The fiscal and current account deficits as well as the lower foreign exchange reserves are likely to continue to exert pressure on the Kenyan shilling in 2019.
Analysts at Citi Global Markets, the investment banking arm of multinational bank Citigroup, say the shilling is more likely to be influenced by the value of imports as opposed to that of exports which has normally been much lower.
The local currency traded at an average of 101.80 units to the dollar as at 12.20pm last December 24, according to Reuters data, up nearly three per cent compared to the start of the year. It traded at 101.70/101.90 units on Wednesday.

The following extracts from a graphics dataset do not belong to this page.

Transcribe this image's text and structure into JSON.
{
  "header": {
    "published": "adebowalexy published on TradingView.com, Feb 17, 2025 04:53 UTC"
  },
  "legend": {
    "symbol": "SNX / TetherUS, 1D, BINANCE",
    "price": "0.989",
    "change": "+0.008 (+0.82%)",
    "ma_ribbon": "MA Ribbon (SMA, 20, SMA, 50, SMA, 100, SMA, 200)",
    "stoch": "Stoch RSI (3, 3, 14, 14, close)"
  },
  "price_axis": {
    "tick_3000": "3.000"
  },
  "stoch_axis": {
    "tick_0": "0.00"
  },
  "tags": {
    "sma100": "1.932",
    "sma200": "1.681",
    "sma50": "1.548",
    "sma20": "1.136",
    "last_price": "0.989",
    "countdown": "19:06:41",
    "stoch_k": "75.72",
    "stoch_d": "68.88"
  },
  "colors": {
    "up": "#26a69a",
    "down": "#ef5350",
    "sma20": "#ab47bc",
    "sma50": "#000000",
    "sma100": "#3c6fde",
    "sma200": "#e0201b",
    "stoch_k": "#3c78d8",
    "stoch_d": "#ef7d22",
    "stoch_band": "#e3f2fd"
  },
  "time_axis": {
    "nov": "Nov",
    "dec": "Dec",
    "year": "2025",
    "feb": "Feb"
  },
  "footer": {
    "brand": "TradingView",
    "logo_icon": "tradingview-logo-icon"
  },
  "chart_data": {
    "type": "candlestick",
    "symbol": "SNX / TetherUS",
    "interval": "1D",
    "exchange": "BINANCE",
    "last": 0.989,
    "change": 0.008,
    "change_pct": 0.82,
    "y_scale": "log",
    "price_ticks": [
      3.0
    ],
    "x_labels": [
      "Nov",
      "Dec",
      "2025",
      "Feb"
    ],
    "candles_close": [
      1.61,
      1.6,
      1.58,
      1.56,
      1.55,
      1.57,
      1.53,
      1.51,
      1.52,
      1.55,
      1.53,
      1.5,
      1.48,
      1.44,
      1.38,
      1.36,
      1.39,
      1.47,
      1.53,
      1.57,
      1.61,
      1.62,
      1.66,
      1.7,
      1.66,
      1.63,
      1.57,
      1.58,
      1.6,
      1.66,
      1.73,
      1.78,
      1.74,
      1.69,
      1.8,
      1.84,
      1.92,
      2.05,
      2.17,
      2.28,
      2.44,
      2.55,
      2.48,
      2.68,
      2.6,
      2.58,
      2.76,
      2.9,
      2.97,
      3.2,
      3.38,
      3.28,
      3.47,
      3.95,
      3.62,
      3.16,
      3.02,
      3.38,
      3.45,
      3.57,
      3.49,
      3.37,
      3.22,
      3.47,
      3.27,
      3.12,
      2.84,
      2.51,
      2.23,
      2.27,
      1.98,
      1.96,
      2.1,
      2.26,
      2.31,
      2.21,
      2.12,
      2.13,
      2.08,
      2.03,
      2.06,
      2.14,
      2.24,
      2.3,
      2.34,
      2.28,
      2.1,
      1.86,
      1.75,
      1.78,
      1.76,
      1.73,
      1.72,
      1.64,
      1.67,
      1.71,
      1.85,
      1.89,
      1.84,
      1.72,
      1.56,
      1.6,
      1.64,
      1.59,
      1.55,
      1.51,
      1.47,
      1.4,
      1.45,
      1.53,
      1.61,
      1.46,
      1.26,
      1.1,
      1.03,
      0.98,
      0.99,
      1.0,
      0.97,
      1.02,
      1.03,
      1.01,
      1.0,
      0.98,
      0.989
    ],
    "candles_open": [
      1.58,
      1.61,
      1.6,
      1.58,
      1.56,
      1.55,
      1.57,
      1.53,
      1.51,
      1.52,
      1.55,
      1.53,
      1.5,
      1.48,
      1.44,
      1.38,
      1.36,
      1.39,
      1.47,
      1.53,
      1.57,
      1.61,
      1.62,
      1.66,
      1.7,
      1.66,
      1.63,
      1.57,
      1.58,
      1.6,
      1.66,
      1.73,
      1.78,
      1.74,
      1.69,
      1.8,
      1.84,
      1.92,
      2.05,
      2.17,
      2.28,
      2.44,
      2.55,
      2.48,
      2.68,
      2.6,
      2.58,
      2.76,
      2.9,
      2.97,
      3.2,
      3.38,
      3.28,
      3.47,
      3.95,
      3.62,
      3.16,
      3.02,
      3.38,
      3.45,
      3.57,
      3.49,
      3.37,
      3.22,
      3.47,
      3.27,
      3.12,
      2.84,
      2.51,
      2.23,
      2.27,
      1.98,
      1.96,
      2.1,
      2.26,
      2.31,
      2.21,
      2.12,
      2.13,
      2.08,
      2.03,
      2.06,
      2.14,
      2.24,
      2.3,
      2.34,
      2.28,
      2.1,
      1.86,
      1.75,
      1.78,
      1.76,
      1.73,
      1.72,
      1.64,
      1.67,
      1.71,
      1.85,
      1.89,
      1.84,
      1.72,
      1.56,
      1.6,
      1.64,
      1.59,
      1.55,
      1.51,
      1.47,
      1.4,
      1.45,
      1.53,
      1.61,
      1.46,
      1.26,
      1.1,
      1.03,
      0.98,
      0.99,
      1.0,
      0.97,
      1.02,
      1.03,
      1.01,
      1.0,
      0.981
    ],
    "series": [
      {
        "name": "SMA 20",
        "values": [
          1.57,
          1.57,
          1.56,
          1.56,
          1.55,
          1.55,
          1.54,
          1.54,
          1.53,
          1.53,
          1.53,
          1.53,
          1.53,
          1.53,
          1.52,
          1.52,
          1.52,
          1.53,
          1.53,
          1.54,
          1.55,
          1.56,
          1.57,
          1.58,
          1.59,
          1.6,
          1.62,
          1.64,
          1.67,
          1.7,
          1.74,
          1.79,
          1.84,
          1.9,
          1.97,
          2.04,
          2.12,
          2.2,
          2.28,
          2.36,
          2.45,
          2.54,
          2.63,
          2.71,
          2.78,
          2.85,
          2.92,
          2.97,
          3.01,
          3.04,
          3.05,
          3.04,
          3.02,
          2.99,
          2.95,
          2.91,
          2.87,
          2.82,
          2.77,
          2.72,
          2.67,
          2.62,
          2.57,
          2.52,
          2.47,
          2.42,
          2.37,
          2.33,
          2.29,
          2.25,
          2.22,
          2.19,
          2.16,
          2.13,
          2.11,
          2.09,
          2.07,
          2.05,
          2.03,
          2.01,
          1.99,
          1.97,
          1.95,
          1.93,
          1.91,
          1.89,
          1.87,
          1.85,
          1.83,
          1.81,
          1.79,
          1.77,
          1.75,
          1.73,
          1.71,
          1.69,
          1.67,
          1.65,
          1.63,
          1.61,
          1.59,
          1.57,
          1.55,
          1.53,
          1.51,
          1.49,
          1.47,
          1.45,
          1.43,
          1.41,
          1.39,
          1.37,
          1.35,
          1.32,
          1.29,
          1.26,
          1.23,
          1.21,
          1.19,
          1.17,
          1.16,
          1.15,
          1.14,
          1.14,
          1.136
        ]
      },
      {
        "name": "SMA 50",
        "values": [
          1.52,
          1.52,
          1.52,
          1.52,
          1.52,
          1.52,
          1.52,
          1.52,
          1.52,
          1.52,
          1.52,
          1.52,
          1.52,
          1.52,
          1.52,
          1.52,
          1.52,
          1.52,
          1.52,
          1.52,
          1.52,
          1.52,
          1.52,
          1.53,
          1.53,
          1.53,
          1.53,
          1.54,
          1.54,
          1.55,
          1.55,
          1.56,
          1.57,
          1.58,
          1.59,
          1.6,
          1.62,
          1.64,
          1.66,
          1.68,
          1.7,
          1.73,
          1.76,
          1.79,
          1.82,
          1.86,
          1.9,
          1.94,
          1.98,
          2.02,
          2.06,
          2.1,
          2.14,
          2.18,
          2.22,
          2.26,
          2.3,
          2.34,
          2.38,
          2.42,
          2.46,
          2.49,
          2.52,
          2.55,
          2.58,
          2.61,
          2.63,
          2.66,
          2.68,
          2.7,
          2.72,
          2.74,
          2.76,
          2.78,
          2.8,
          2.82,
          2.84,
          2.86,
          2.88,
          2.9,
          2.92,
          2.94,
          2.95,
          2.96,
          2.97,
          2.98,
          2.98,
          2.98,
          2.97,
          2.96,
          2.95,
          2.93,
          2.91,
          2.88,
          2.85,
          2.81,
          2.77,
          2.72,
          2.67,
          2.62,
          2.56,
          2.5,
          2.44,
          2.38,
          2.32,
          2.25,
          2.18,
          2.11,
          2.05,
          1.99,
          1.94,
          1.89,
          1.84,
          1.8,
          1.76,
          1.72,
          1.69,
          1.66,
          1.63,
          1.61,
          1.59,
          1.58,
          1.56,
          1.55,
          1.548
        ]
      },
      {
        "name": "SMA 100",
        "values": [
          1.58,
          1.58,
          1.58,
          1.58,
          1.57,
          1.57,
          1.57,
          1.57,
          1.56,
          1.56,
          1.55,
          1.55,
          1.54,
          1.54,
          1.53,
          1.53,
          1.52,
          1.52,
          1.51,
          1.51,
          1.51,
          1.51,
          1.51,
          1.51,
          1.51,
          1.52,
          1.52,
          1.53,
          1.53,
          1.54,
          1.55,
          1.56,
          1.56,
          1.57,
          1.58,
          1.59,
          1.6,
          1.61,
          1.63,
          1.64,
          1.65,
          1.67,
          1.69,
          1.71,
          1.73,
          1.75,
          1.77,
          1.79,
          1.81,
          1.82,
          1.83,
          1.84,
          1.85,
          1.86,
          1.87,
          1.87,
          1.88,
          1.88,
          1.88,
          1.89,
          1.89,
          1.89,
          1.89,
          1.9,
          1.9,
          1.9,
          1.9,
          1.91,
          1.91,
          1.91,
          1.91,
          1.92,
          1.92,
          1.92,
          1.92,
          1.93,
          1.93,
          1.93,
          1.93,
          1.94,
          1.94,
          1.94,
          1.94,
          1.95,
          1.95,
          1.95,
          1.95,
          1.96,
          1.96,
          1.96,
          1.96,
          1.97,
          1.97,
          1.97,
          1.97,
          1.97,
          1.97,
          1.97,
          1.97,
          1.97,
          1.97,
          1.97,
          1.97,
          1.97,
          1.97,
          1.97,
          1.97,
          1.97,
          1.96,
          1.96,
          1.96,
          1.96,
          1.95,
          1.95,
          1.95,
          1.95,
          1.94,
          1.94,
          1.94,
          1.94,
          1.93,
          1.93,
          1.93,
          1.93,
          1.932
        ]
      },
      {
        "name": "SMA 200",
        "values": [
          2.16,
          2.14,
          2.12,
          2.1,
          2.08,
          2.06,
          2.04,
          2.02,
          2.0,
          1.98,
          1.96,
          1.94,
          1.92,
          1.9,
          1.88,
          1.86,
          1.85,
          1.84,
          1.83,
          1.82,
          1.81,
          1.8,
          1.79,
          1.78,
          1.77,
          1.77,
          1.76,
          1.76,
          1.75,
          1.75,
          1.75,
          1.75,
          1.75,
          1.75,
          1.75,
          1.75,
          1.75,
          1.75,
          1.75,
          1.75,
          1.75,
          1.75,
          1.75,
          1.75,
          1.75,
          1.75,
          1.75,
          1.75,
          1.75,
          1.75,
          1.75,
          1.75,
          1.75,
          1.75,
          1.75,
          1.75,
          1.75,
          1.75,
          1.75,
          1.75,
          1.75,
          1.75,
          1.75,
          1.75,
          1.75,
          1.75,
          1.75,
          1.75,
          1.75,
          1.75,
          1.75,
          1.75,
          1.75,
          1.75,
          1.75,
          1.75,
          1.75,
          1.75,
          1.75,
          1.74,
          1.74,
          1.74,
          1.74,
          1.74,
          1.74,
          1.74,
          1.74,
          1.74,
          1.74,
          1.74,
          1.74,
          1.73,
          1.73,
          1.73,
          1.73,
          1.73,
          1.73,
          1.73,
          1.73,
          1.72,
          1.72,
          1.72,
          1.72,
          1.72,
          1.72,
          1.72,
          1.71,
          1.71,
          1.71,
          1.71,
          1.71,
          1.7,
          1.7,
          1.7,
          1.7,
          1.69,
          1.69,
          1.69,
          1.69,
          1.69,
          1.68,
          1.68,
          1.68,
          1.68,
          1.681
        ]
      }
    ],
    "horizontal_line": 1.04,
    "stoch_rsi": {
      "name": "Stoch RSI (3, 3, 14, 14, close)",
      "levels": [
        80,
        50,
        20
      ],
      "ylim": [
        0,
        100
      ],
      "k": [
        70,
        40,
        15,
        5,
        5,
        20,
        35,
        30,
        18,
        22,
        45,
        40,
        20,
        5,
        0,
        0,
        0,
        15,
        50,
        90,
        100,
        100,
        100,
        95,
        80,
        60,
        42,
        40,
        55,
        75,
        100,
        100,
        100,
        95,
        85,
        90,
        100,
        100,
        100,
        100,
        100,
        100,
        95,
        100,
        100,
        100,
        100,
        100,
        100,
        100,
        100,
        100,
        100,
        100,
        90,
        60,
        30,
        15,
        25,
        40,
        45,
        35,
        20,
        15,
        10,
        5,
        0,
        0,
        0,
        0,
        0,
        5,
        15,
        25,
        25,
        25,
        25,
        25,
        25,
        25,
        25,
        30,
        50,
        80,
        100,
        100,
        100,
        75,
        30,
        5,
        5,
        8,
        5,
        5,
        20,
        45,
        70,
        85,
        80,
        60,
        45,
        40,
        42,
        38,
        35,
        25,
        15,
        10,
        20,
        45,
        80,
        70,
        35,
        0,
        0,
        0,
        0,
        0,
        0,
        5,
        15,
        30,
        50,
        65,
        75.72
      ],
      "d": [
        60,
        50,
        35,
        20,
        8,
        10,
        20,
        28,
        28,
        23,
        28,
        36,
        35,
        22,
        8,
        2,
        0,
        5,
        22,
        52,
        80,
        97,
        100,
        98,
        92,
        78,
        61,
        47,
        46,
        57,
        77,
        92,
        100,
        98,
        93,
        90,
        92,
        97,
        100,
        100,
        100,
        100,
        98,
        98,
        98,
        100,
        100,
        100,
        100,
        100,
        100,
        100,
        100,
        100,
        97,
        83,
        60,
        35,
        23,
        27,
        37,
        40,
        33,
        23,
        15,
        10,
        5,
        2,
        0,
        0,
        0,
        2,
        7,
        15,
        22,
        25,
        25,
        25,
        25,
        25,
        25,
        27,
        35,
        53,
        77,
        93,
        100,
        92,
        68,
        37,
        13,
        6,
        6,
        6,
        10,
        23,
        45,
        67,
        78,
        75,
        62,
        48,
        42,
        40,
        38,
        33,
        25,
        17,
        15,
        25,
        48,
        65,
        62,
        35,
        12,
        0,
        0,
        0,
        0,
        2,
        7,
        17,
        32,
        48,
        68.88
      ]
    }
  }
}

The nominal stability of the currency, even when other market watchers believe it should be weaker, is also reason to forecast its depreciation, say the Citi analysts.
The IMF and the World Bank have maintained the shilling is stronger than it should be. “Ongoing nominal shilling stability, inflation differentials and the twin deficits in Kenya all mean that most economic forecasts will continue to point to further Kenyan shilling weakness in 2019,” says Citi.
Most analysts have predicted the Treasury will be unable to meet the targeted fiscal deficit of 6.0 percent in 2018/19 fiscal year while imports are likely to keep the current account deficit elevated. Higher domestic borrowing will increase the supply of local currency while imports will also increase demand for the dollar.
“So perhaps one way of thinking about the Kenya shilling is that once the market starts to assume stability, then that is the time to be concerned about the outlook,” adds Citi.
The investment bank points out that the current levels of foreign exchange reserves are an indicator of the direction the shilling could take, if it were to take it.